World Bank Warns Nigeria’s Persistent Inflation Threatens Poverty Reduction and Economic Recovery

Nigeria’s Inflation Crisis: World Bank Warns of Rising Poverty and Economic Risks

Nigeria’s Inflation Crisis: World Bank Warns of Rising Poverty and Economic Risks

The World Bank has highlighted Nigeria’s persistently high inflation as a major impediment to economic recovery, cautioning that household incomes are being eroded and poverty rates could rise unless decisive measures are taken. Mathew Verghis, Country Director for Nigeria, stressed that inflation, particularly in food prices, disproportionately affects low-income households and undermines purchasing power nationwide.

Speaking in an interview with NHM, Verghis described inflation as the most urgent macroeconomic challenge facing Nigeria, noting that food inflation is currently hovering around 20 percent. He indicated that the government’s fiscal and monetary policies must remain coordinated and cautious, warning that premature easing could destabilize ongoing stabilization efforts.

“The priority must be bringing inflation down to protect the most vulnerable and enable sustained economic growth,” Verghis said.

Structural Drivers of Inflation

The World Bank official identified structural constraints that continue to fuel price pressures, including poor transportation infrastructure, multiple road checkpoints, limited power supply, and insufficient irrigation systems for agriculture. These bottlenecks, he noted, exacerbate costs along supply chains and contribute to higher consumer prices.
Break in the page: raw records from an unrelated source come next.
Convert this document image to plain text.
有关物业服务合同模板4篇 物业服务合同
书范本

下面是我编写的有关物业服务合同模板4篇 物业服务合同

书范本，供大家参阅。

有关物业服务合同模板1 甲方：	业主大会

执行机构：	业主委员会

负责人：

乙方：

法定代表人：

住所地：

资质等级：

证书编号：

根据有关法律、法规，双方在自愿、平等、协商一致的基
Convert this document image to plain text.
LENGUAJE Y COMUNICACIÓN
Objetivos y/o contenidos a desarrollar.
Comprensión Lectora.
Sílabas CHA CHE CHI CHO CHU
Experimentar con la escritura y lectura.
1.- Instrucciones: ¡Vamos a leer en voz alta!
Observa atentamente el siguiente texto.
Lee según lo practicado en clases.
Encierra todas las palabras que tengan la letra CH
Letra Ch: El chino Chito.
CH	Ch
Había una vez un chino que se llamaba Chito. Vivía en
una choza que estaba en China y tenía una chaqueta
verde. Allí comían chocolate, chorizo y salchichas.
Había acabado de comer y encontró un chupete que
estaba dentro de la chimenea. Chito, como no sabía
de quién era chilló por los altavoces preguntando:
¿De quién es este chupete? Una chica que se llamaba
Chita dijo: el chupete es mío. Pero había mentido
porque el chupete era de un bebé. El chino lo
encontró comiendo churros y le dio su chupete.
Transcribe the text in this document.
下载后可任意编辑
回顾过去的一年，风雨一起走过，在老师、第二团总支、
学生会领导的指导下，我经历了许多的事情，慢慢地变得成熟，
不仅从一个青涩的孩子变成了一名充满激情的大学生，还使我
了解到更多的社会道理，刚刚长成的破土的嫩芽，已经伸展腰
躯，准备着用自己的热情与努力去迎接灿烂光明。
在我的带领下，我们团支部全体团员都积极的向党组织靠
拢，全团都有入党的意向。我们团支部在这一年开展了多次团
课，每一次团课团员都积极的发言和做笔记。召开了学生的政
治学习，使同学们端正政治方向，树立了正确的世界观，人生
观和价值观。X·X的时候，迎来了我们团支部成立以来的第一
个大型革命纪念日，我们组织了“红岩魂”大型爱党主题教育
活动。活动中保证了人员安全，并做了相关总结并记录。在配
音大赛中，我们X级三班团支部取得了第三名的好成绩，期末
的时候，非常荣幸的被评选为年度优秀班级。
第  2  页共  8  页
Verghis recommended targeted policy measures that could provide more immediate relief, such as reviewing import tariffs and restrictions on essential commodities that are widely consumed by low-income households.

Monetary Policy and Exchange Rate Considerations

The Country Director endorsed the Central Bank of Nigeria’s decision to maintain the benchmark interest rate at 27 percent, arguing that firm monetary policy is necessary until inflation demonstrates a sustained downward trend. On exchange rate management, he highlighted the importance of expanding Nigeria’s export base and attracting foreign investment to support long-term stability.

Revenue Growth and Debt Management

Verghis acknowledged recent improvements in non-oil revenue collection, facilitated by subsidy reforms and a more realistic exchange rate regime. He observed that enhanced revenue inflows have contributed to stabilizing Nigeria’s debt indicators and reducing the debt-to-revenue ratio for the first time in several years. However, he emphasized that borrowing must be transparent and directed toward productive sectors to avoid future fiscal risks.

Inclusive Growth and Social Protection

The World Bank official underscored the importance of directing public spending toward the poor. He praised the federal government’s plan to reach 15 million vulnerable households through digital cash transfers, framing it as a key initiative to reduce inequality. Verghis further noted that investments in water, nutrition, education, and health are critical for building a productive population and sustaining inclusive economic growth.

Long-Term Outlook

According to Verghis, Nigeria’s economic recovery depends on a combination of immediate inflation management and structural reforms to enhance productivity, investment, and resilience. “Sustained policy implementation, coupled with strategic social interventions, is essential to restore confidence, expand economic opportunities, and achieve durable growth for millions of Nigerians,” he concluded.